Zayd è ritenuto responsabile di una serie di sequestri, tra cui quello del britannico Edwin Dyer, ucciso nel giugno 2009, e quello di cinque francesi, un malgascio e un togolese avvenuto nel nord del Niger nel settembre 2010. In tutto ci sono  ancora 4 i francesi nelle mani di al Qaeda. Il braccio nordafricano dell’organizzazione terroristica chiede come contropartita per il rilascio di tutti gli ostaggi il ritiro delle truppe francesi dall’Afghanistan. Però, il 21 marzo scorso hanno anche alzato la posta con un’altra richiesta. I terroristi maghrebini che li trattengono in ostaggio hanno chiesto alla Francia anche un riscatto di 90 milioni di euro. Purtroppo di Maria Sandra si è tornato a parlare lo stesso giorno dell’uccisione di Bin Laden e il fatto che gli uomini di al Qaeda per il Maghreb islamico fossero legati allo sceicco del terrore ora fa temere che essi possano irrigidire le loro posizioni nel negoziato in corso per il rilascio degli ostaggi. Nella regione sahelo-sahariana è fondamentale l’alleanza militare tra Algeria, Niger, Mauritania e Mali in chiave anti terroristi filo al Qaeda, specie contro quelli dell’Aqim e del Gspc, il gruppo salafita per la predicazione e il combattimento che sono i più attivi. Proprio in questi giorni, al termine di un vertice tenuto a Bamako, è stata annunciata l’istituzione di una task force congiunta.

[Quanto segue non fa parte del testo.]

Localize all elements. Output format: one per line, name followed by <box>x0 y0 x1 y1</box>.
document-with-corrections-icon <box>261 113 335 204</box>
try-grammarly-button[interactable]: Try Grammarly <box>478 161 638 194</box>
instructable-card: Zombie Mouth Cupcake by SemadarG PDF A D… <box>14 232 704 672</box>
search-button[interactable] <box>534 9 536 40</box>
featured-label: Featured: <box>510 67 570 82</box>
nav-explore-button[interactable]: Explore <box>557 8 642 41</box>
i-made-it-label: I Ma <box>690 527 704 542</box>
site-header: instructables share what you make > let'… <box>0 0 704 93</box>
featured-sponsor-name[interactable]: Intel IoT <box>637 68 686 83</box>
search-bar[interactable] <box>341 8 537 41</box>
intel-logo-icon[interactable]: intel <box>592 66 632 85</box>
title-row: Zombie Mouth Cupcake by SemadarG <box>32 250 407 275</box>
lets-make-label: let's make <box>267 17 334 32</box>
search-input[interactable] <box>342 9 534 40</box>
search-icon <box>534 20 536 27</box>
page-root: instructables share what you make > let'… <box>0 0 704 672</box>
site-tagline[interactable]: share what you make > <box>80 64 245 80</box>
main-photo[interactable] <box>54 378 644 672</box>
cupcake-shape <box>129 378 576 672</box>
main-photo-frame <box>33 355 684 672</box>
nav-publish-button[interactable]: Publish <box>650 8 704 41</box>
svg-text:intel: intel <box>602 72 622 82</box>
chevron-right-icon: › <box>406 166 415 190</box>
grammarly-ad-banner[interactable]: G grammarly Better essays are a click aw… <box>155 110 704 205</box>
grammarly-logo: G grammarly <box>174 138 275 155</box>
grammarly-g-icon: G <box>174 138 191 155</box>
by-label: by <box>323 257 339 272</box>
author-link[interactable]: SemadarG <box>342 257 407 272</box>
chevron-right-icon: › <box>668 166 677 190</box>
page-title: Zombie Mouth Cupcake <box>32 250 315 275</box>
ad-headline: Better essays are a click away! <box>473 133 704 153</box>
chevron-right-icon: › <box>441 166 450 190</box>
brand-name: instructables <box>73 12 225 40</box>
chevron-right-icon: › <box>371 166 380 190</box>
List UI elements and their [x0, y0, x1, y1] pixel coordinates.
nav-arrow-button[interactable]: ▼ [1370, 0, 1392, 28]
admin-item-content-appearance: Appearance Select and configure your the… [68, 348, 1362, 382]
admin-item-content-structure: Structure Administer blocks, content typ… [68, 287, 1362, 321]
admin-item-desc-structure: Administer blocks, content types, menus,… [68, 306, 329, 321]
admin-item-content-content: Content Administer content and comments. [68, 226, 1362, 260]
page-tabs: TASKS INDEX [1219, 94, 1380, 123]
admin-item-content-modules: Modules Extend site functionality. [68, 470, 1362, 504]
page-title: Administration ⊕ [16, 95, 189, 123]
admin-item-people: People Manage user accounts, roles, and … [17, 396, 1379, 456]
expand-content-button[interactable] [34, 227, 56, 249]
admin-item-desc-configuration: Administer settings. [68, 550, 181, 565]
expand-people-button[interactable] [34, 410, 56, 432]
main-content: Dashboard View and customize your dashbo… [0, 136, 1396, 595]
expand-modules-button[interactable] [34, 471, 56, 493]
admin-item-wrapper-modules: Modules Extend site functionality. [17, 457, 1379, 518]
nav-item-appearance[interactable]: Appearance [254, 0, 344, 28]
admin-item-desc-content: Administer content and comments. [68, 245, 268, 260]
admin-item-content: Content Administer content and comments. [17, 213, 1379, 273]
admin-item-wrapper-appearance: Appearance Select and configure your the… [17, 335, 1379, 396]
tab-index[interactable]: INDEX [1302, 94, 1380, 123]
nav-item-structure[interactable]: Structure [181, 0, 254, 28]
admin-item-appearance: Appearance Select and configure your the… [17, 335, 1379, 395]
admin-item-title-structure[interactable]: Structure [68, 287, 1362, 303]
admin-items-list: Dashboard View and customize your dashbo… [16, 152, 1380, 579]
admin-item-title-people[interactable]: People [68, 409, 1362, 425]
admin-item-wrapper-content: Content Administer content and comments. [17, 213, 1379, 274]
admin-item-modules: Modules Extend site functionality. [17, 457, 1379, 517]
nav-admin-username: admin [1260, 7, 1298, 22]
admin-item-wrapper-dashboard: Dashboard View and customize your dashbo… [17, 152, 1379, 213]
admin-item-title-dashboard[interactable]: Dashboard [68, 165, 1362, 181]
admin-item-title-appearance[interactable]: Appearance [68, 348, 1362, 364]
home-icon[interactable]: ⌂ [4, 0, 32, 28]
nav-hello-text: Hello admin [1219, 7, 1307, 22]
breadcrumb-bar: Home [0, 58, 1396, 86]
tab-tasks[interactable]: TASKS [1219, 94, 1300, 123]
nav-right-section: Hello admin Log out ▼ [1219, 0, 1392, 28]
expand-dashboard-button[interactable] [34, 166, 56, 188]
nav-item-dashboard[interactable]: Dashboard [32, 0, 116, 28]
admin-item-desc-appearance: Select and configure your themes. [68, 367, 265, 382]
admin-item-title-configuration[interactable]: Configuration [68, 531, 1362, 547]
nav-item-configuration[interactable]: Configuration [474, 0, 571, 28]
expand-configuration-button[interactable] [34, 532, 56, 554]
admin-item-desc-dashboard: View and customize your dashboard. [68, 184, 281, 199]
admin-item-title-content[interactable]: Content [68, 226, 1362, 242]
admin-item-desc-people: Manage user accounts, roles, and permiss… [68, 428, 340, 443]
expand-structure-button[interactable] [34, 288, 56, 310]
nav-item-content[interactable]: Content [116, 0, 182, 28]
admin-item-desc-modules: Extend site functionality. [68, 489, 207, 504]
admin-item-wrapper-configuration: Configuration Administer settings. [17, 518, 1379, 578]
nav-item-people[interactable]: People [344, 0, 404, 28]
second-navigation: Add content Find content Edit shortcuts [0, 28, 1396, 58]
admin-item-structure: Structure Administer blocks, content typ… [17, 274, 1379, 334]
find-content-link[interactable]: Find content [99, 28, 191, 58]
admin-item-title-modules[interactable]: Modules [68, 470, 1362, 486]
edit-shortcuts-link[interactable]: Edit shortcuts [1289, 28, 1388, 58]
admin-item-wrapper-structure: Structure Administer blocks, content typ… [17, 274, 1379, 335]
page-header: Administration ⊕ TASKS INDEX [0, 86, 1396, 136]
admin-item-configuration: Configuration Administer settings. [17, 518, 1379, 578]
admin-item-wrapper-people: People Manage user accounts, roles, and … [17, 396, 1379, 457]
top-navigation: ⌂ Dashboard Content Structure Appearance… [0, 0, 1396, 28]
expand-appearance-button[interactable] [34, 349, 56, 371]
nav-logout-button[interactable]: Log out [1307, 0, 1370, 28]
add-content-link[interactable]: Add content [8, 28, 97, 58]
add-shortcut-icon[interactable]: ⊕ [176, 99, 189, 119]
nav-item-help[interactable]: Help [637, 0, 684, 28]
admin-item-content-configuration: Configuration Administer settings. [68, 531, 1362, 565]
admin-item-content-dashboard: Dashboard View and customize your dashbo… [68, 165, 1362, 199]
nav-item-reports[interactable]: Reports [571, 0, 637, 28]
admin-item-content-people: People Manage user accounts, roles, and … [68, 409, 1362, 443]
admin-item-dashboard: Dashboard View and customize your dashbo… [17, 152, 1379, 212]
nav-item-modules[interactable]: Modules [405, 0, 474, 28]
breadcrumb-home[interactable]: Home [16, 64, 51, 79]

Una decisione scaturita dal fatto che nella regione sono in aumento gli atti terroristici, il traffico di droga, la criminalità e l’insicurezza. Tutti fattori che hanno conseguenze negative per l’economia e il turismo, soprattutto in Mauritania e Mali. Tanto è vero che negli ultimi mesi molti tour sono stati annullati per paura di possibili azioni dei terroristi. Attraverso i rapimenti questi ultimi intendono riscuotere dei riscatti che poi destinano al finanziamento delle loro organizzazioni terroristiche.  Negli ultimi tre anni sono stati alcune decine i turisti stranieri sequestrati e rilasciati dopo alcuni mesi e solo dopo il pagamento di un riscatto. Qualcuno di loro però, non ha superato indenne la prigionia ed è morto. L’ultima volta che all’Italia è ‘toccato’ pagare  è stato quando ha riottenuto indietro, sano e salvo, l’italiano Sergio Cicala e sua moglie.